The song was also featured in a commercial for Samsung's Milk Music app, which was later discontinued.

==Critical reception==
Lewis Corner of Digital Spy gave the song a moderate review stating: "The final result may be devoid of any musical credibility, but it's annoyingly catchy - and much like will.i.am's strange anti-carb diet shoutout, we've got a feeling this is going to be just as hard to give up in 2014." Spin wrote the song features "bleepy, stripped-bare production from ratchet-music man of the hour DJ Mustard".
James Shotwell of Under the Gun Review felt that the collaboration with the featured artists "didn't bring anything to the table you haven't heard before, and most of it has been said better on at least a dozen other songs. Will.i.am has gone from being on the forefront of pop music to barely staying on the bandwagon, and it’s getting more disappointing with each release."

==Music video==
An accompanying music video for "Feelin' Myself," directed by Michael Jurkovac with graphic designer Pasha Shapiro, was premiered through Vevo on November 26, 2013. All four artists appear in the video.

==Track listing==
  - Digital download
1. "Feelin' Myself" (featuring Miley Cyrus, Wiz Khalifa, French Montana and DJ Mustard) (Explicit)
2. "Feelin' Myself" (featuring Miley Cyrus, Wiz Khalifa, French Montana and DJ Mustard) (Clean)
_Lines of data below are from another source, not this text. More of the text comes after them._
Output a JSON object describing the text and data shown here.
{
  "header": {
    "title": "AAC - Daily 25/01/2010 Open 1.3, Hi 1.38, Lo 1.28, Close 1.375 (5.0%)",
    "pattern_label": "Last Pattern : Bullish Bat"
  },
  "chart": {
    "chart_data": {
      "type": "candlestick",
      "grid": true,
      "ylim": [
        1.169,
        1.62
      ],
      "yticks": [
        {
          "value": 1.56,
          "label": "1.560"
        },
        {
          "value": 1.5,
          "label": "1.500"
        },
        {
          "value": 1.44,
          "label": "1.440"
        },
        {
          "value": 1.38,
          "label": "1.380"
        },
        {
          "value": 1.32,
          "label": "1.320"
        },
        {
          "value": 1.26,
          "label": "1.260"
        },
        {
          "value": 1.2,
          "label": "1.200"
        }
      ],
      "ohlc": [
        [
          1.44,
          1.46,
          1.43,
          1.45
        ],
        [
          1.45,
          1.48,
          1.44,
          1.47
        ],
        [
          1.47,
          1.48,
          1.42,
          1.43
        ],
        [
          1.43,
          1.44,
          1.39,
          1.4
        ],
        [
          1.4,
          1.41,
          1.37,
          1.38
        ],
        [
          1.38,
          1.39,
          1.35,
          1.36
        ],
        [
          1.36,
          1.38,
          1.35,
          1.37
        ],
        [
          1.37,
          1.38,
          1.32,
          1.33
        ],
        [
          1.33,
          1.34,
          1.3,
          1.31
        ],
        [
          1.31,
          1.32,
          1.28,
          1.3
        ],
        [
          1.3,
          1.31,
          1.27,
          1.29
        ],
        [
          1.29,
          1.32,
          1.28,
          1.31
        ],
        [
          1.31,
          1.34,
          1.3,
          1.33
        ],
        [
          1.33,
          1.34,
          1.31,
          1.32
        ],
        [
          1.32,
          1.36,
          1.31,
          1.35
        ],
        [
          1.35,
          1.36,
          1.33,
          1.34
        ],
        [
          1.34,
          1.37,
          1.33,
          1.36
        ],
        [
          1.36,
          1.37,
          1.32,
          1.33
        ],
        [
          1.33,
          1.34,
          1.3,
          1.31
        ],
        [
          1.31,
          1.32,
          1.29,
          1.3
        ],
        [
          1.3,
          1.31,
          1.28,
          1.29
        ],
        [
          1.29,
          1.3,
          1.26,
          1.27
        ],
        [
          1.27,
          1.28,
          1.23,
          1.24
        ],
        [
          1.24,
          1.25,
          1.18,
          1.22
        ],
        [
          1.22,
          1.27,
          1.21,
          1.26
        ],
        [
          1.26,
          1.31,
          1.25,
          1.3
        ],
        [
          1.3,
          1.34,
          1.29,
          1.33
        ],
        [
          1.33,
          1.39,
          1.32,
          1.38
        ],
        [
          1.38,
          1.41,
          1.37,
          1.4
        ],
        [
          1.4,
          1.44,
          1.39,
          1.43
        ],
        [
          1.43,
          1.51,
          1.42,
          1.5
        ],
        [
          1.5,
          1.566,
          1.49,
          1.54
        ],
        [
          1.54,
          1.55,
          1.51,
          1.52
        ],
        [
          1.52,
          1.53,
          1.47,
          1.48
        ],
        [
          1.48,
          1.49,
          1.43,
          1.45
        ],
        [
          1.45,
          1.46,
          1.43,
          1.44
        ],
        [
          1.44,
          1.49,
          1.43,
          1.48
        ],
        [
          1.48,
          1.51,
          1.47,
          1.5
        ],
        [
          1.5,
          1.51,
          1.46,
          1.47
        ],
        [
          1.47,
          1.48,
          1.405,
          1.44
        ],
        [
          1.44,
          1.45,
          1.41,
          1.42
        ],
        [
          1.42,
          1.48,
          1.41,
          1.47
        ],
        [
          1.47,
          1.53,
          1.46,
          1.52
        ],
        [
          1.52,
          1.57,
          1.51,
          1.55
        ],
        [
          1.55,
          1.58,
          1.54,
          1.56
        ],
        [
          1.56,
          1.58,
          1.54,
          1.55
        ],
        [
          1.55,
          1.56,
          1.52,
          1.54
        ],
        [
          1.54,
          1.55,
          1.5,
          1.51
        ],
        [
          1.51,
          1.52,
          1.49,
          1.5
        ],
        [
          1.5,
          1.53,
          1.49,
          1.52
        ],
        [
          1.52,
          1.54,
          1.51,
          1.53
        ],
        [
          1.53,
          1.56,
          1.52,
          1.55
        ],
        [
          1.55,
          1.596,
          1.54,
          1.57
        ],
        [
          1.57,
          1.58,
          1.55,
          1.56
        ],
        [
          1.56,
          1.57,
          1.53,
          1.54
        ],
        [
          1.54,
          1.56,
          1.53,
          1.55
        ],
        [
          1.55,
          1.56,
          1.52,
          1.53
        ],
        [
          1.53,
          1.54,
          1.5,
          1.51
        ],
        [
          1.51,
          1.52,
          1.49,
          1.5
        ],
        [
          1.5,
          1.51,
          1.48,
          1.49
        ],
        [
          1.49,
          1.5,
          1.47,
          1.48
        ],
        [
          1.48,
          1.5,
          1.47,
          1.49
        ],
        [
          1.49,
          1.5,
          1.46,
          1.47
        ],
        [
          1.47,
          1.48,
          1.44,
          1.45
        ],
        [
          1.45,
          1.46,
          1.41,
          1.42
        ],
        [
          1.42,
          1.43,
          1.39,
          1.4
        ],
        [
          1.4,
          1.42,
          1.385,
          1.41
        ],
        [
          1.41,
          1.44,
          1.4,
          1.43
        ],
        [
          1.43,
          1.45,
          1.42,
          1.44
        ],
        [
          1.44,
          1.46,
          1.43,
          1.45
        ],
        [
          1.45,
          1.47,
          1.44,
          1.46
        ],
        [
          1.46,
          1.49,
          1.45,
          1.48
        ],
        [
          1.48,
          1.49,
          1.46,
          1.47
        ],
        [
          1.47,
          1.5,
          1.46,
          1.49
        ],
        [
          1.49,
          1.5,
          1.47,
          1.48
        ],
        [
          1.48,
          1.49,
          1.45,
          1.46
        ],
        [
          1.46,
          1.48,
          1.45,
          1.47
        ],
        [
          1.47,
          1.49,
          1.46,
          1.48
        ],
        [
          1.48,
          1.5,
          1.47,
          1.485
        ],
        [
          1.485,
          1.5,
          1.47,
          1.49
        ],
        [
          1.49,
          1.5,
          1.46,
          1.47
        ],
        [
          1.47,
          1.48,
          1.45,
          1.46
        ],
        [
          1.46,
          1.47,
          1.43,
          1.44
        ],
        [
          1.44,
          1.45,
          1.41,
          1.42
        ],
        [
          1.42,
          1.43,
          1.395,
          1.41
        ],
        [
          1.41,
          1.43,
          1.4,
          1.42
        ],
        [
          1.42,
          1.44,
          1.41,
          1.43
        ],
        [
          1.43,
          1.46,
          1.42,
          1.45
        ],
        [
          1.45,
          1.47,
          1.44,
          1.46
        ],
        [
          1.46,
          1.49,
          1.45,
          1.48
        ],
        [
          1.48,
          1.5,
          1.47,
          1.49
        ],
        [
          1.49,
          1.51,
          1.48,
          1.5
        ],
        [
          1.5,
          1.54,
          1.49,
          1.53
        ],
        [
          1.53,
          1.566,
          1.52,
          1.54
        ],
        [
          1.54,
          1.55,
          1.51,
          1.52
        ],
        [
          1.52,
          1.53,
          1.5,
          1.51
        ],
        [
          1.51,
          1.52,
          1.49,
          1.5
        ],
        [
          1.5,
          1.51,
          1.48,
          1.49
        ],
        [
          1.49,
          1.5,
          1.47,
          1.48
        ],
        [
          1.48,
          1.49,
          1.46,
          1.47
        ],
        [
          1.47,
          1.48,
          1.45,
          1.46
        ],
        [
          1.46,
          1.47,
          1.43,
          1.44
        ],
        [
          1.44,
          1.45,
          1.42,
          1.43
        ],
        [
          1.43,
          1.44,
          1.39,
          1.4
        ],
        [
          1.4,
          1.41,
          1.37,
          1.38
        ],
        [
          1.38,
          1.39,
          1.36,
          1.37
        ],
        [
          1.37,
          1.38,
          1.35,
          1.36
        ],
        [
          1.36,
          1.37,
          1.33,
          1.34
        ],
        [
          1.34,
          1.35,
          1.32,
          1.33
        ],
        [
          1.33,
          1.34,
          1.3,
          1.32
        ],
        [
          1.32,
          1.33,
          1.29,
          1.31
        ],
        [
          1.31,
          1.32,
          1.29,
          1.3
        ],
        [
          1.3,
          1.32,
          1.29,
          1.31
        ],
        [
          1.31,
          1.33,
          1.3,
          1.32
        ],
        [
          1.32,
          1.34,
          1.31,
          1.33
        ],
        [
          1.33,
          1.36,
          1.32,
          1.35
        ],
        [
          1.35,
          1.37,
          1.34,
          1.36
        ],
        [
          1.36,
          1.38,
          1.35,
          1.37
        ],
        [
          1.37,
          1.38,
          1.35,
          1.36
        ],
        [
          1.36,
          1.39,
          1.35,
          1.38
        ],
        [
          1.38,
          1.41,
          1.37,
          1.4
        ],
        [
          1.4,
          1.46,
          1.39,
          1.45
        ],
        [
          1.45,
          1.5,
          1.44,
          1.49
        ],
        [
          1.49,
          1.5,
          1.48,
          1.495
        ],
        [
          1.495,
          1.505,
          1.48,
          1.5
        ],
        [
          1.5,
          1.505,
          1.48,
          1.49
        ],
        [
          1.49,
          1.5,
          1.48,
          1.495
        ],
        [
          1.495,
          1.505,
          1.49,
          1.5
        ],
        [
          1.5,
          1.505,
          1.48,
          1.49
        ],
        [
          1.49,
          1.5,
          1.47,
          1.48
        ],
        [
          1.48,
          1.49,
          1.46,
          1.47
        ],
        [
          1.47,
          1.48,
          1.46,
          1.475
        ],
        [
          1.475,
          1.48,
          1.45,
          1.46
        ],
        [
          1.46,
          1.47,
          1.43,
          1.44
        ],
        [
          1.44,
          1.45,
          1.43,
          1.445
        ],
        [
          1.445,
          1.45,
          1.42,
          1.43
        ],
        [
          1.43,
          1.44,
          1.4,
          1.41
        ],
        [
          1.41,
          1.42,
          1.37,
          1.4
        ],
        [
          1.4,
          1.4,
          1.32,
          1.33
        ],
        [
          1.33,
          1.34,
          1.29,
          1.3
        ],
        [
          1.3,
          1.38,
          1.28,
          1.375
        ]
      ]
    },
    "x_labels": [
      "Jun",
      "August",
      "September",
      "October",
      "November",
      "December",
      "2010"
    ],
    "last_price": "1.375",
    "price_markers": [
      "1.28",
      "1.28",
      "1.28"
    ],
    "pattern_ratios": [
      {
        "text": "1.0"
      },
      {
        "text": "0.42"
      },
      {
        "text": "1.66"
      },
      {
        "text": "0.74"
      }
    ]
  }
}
==Charts and certifications==

===Weekly charts===

Weekly chart performance
| Chart (2013–2014) | Peak position |
|---|---|
| Australia (ARIA) | 34 |
| Belgium (Ultratip Bubbling Under Flanders) | 2 |
| Belgium Urban (Ultratop Flanders) | 12 |
| Belgium (Ultratip Bubbling Under Wallonia) | 2 |
| Denmark (Tracklisten) | 36 |
| Euro Digital Song Sales (Billboard) | 3 |
| Finland Airplay (Radiosoittolista) | 45 |
| Finnish Downloads (Latauslista) | 30 |
| France (SNEP) | 50 |
| Germany (GfK) | 55 |
| Ireland (IRMA) | 3 |
| Italy (FIMI) | 83 |
| Lebanon (The Official Lebanese Top 20) | 18 |
| New Zealand (Recorded Music NZ) | 16 |
| Scottish Singles Sales (Official Charts) | 2 |
| UK Singles (Official Charts) | 2 |
| UK Hip Hop/R&B (Official Charts) | 1 |
| US Billboard Hot 100 | 96 |
| US Hot R&B/Hip-Hop Songs (Billboard) | 29 |
| US Rhythmic Airplay (Billboard) | 19 |

===Year-end charts===

Annual chart rankings
| Chart (2014) | Position |
|---|---|
| France (SNEP) | 198 |
| UK Singles (Official Charts Company) | 49 |
| US Hot R&B/Hip-Hop Songs (Billboard) | 86 |

===Certifications===

| Region | Certification | Certified units/sales |
| Brazil (Pro-Música Brasil) | Gold | 30,000^{‡} |
| New Zealand (RMNZ) | Platinum | 15,000^{*} |
| Sweden (GLF) | Gold | 20,000^{‡} |
| United Kingdom (BPI) | Platinum | 600,000^{‡} |
Streaming
| Denmark (IFPI Danmark) | Gold | 900,000^{†} |
^{*} Sales figures based on certification alone. ^{‡} Sales+streaming figures based on certification alone. ^{†} Streaming-only figures based on certification alone.